The information explosion and the rise of the Internet of Things are creating new business opportunities. However, in order to exploit opportunities, organizations are facing new technological challenges. Traditional tools may not be adequate to address demands for scalability, performance, fault tolerance or real-time.
Timely and relevant information can fuel significant insights. From consumer or competitor patterns and behavior, anomaly detection, supply chain optimization and more. Developing a data ingestion strategy is therefore of quite importance. Data Ingestion is the process of loading a small or large amount of data, mainly for analytical needs, from a variety of sources coming in different formats and at different speed.
This is a necessary solution as, in data management, the amount of data is not the only valuable thing. The speed at which the data are produced and the time that is necessary to process them are also important factors.The sooner we have the information the sooner we can intervene.

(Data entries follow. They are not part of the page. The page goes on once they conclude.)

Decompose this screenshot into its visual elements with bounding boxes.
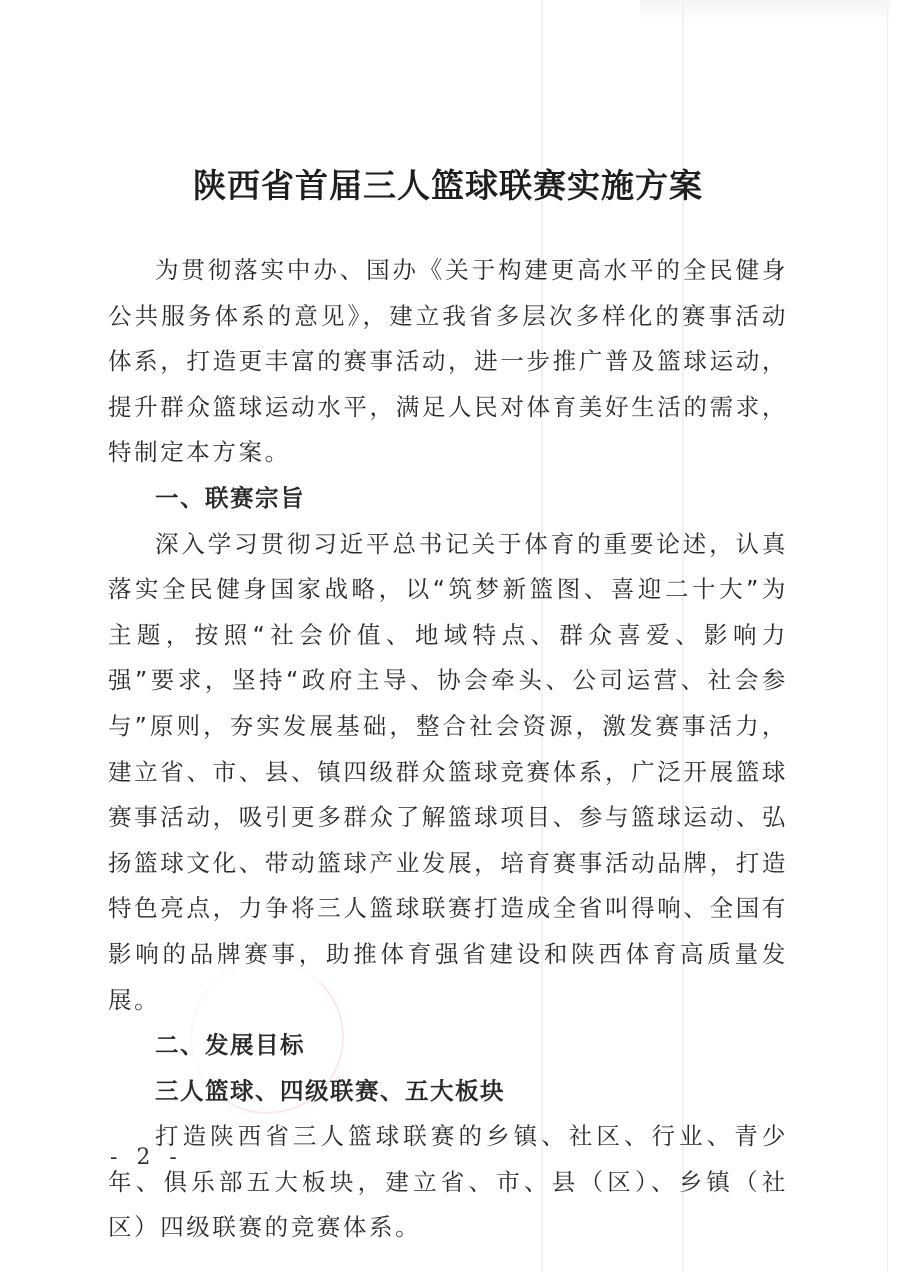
document-body: 为贯彻落实中办、国办《关于构建更高水平的全民健身公共服务体系的意见》，建立我省多… <box>108 248 788 1251</box>
intro-paragraph: 为贯彻落实中办、国办《关于构建更高水平的全民健身公共服务体系的意见》，建立我省多… <box>108 248 788 476</box>
section-subheading-goals: 三人篮球、四级联赛、五大板块 <box>108 1069 788 1115</box>
section-paragraph-purpose: 深入学习贯彻习近平总书记关于体育的重要论述，认真落实全民健身国家战略，以“筑梦新… <box>108 522 788 1024</box>
document-title: 陕西省首届三人篮球联赛实施方案 <box>108 160 788 207</box>
scan-artifact <box>640 0 890 22</box>
section-paragraph-goals: 打造陕西省三人篮球联赛的乡镇、社区、行业、青少年、俱乐部五大板块，建立省、市、县… <box>108 1114 788 1251</box>
scan-artifact-line <box>887 0 888 1272</box>
page-number: - 2 - <box>110 1145 183 1170</box>
section-heading-purpose: 一、联赛宗旨 <box>108 476 788 522</box>
section-heading-goals: 二、发展目标 <box>108 1023 788 1069</box>
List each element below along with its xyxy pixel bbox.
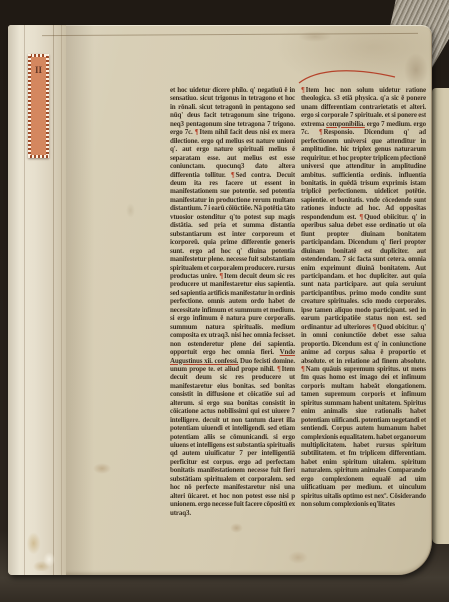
stain [126,203,135,218]
body-text: Item decuit deum sic res producere ut ma… [170,365,295,517]
photo-background: II et hoc uidetur dicere philo. q' negat… [0,0,449,602]
next-leaf-edge [432,88,449,544]
stain [404,53,428,87]
body-text: Sed contra. Decuit deum ita res facere u… [170,171,295,280]
stain [230,523,243,533]
text-column-right: ¶Item hoc non solum uidetur ratione theo… [301,86,426,524]
rubric-underlined-text: componibilia. [326,120,365,128]
body-text: Nam quāuis supremum spiritus. ut mens fm… [301,365,426,508]
stain [298,31,332,42]
tab-label: II [28,65,49,75]
body-text: Responsio. Dicendum q' ad perfectionem u… [301,128,426,221]
stain [93,463,111,474]
text-column-left: et hoc uidetur dicere philo. q' negatiuū… [170,86,295,524]
rubric-swash-flourish [297,69,401,85]
stain [288,551,308,564]
body-text: Quod obiicitur. q' in operibus salua deb… [301,213,426,331]
worn-corner [18,525,70,571]
gutter-shadow [66,25,94,575]
manuscript-page: II et hoc uidetur dicere philo. q' negat… [8,25,432,575]
top-fold-line [42,33,418,36]
body-text: Item decuit deum sic res producere ut ma… [170,272,295,356]
bookmark-tab: II [28,54,49,158]
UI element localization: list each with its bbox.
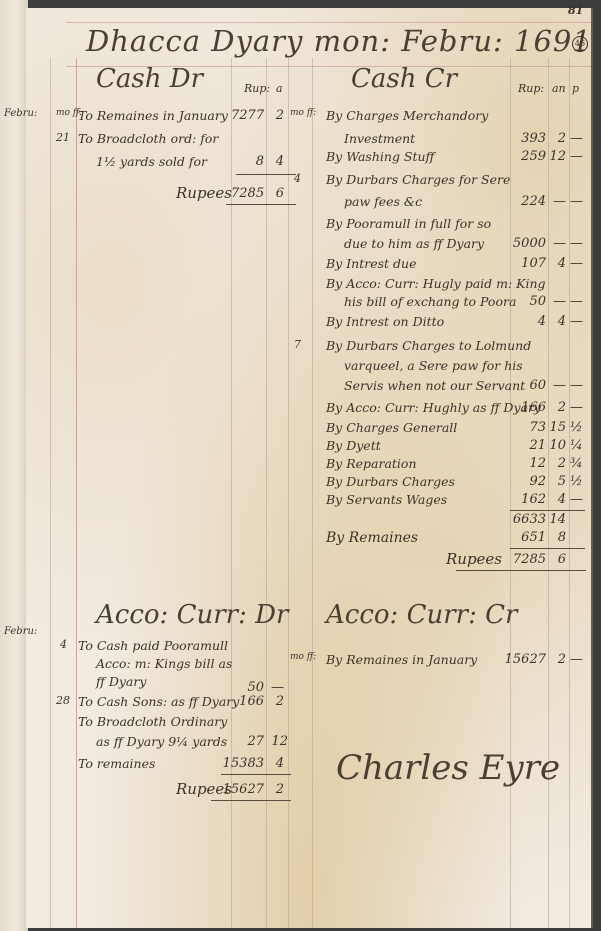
total-rupees: 7285 [486,552,546,567]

A modern data ingestion platform should be able to:
- Integrate heterogeneous sources.
- Process small as well as large volume of data.
- Process heterogeneous formats.
- Accomodate data, which arrive at different speed.
- Support heterogeneous data sync (Polyglot Persistence).
- Elaborate complex logic and correlate with new or existing information.
- Support pull and push mechanisms.
- Be secure, fast, scalable and resilient.
- Be capable to run jobs on premise and/or on cloud.
- Support version control.
- Continuously ingest data using a unified model.
We designed a data ingestion solution and we called Unified Continuous Ingestion Platform. It’s a NoETL solutions, that brings us to the fast data approach, where we don’t see our data as big silo to process during several hours, but as a continuous stream flowing very fast and giving us meaningful up to date information.
Furthermore, our solution accommodates data, arriving at different speed; supports heterogeneous data sync (Polyglot Persistence); and elaborates complex logic and correlates with new or existing information.
Our platform is:
- unified: it uses the same language and the same technology for both batch and streaming; it is a more advanced system of delta architecture and overcomes the problems encountered with the lambda architecture because it does not need two different languages, two technologies and two changes;
- continuous: no task scheduler but active 7 days out of 7 and 24h; it’s full tolerant as restarts after the detection of a problem; it detects independently about which “track” send data (railway system);
- ingestion: it’s versionabile; it can anticipate how the data is to be processed and therefore anticipate the information and decisions; and finally it improves the research, processing and presentation of data.